Oh, my goodness, how silly of me! Diana, say hello to my lovely
Elizabeth...
MISS REBECCA
I mustn't cry now -- my mascara will run. Barpette, have you got
a tissue there? Oh, thank you, dear. (Sniff.) Perhaps I should find the
powder room... Can anyone show me the way?
MISS ELIZABETH
Dearest Shareenas other half is just adding her own little bit in here for the titillating delight of all you gorgeously feminine dolls. My mind's agog with all you er..exotic new girls who have so lovingly entered the lounge. Dearest girls...where oh where have you been all our lives? Darlings, please say you'll never leave... can there be a life for any girl outside of Aristasia?...We, your girlfriends here don't think or imagine so. Stay awhile or forever darlings! My own dear darling Shareena has bound me, hand and foot and head over heels, to this utterly divine girls world. I did not put up too much of a struggle either, I might add. (truly in the pink!).
Ariadne darling, how could you be stood-up and left high and dry
on the waterfront. Shades of Marlonette Brandoll! Worry not dearest...every
cloud has its silk stocking lining, and who knows what lovely surprise
is just around the corner (may she be such a delectable darling). Chin
up dearest Ariadne... we girls in the lounge wait with perfumed anticipation
for your next thrilling episode of your nautical trysting. Don't keep us
waiting in suspense or suspenders, too long darling.
Hugs all...XX in lipstick
KAY AND MIRIAMA
Please, Miss Rebecca, let me know if you recall our acquaintance. I would be thrilled to speak with you in such a genteel and calming environment. It would thrill me to the marrow of my blonde little soul. Do reply, dearest.
And now, barpette, please--a margarita, if such a thing would
not be uncouth in this maidenly setting. And do go heavy on the lime, my
dear.
DIANA
The first time the best? Oh no, it is just the beginning.
As one learns more and enters deeper into Aristasia, it becomes more delightful
than ever. Like good music or fine wine, the experience improves with experience.
I did have so much to tell you, but there was no one to meet me on Pier 43. Here I am, look!
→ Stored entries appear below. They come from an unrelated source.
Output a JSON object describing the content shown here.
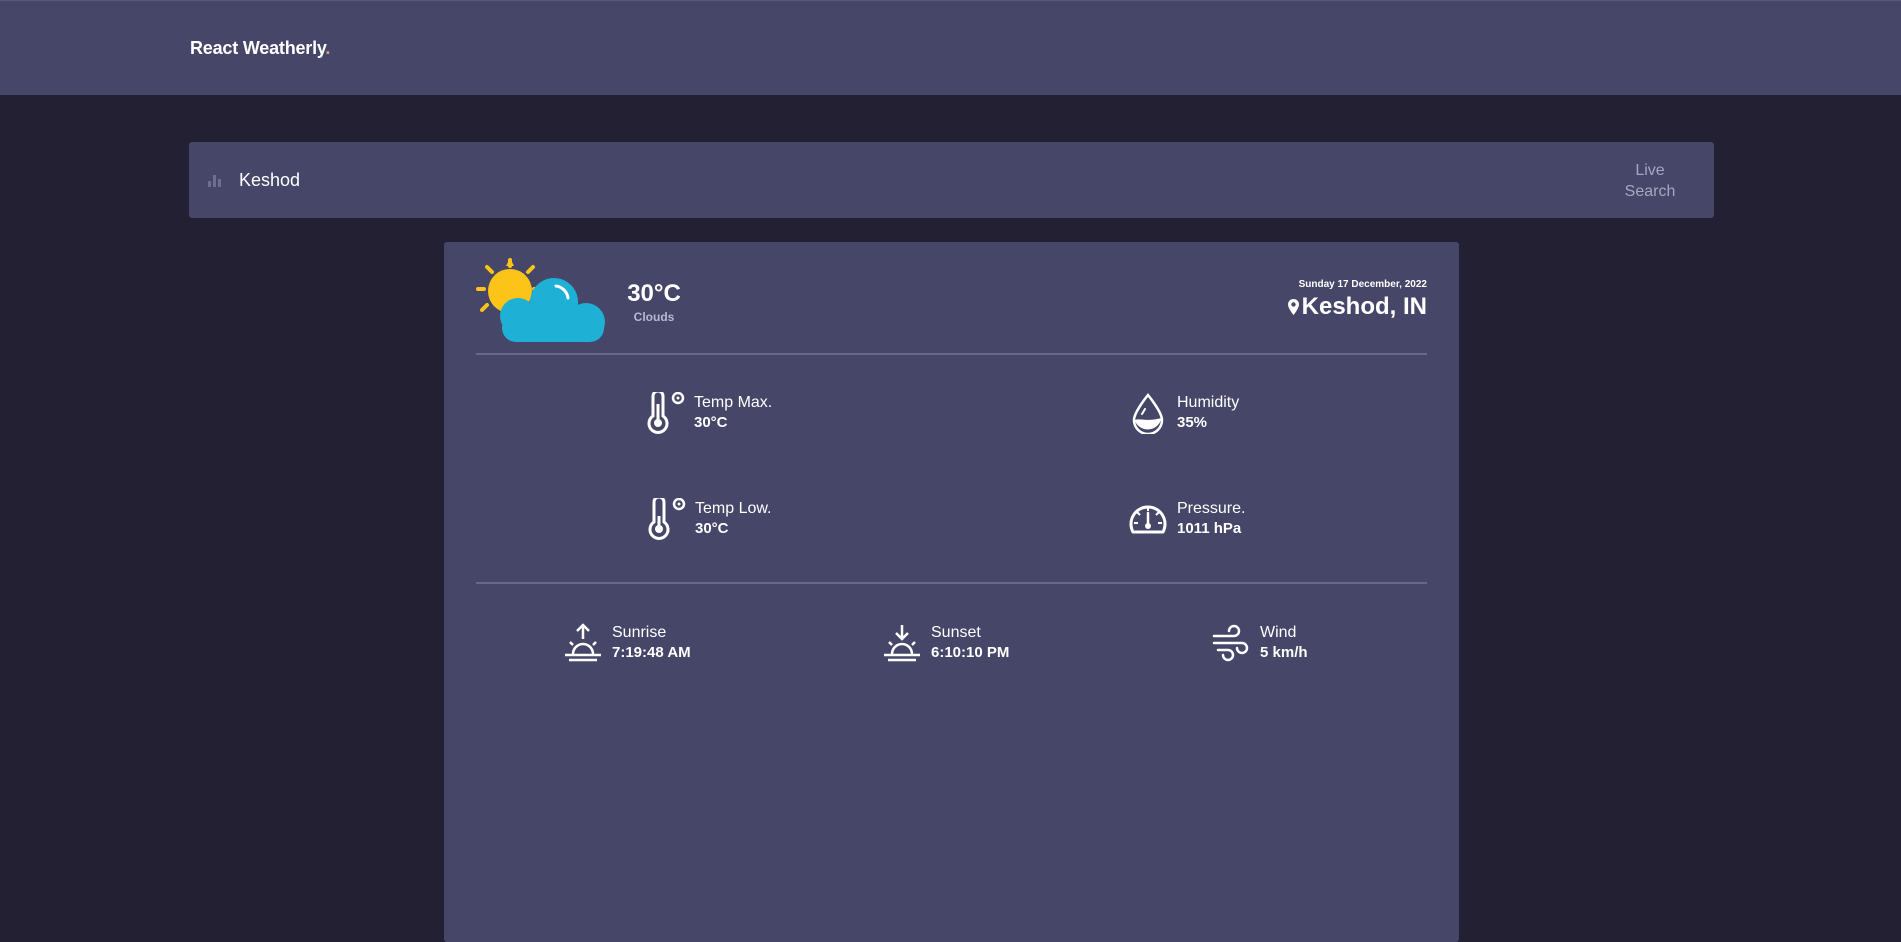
{
  "app": {
    "brand": "React Weatherly",
    "brand_dot": "."
  },
  "search": {
    "value": "Keshod",
    "live_label": "Live Search"
  },
  "current": {
    "icon": "sun-behind-cloud-icon",
    "temperature": "30°C",
    "description": "Clouds",
    "date": "Sunday 17 December, 2022",
    "location": "Keshod, IN"
  },
  "details": {
    "temp_max": {
      "label": "Temp Max.",
      "value": "30°C",
      "icon": "thermometer-icon"
    },
    "humidity": {
      "label": "Humidity",
      "value": "35%",
      "icon": "water-drop-icon"
    },
    "temp_low": {
      "label": "Temp Low.",
      "value": "30°C",
      "icon": "thermometer-icon"
    },
    "pressure": {
      "label": "Pressure.",
      "value": "1011 hPa",
      "icon": "gauge-icon"
    }
  },
  "extras": {
    "sunrise": {
      "label": "Sunrise",
      "value": "7:19:48 AM",
      "icon": "sunrise-icon"
    },
    "sunset": {
      "label": "Sunset",
      "value": "6:10:10 PM",
      "icon": "sunset-icon"
    },
    "wind": {
      "label": "Wind",
      "value": "5 km/h",
      "icon": "wind-icon"
    }
  },
  "colors": {
    "background": "#222032",
    "panel": "#464669",
    "sun": "#fcc419",
    "cloud": "#1eb0d5"
  }
}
The Queen Mary's photographer pette snapped my picture
and sold it to me for my last shilling. That's I, all disconsolate -- adandoneée
-- marooned on Pier 43 with all of my luggage, not a farthing in my small
little red alligator purse (but they say farthings and But, La! Where is
that Miranda? Oh, BLONDES!!!! Fluffy, at best! I could stamp my foot! Oooh,
where is she? I am bored, and a bit chilled, too. I'm tired and
I'm hungry and I could use a stiff drink.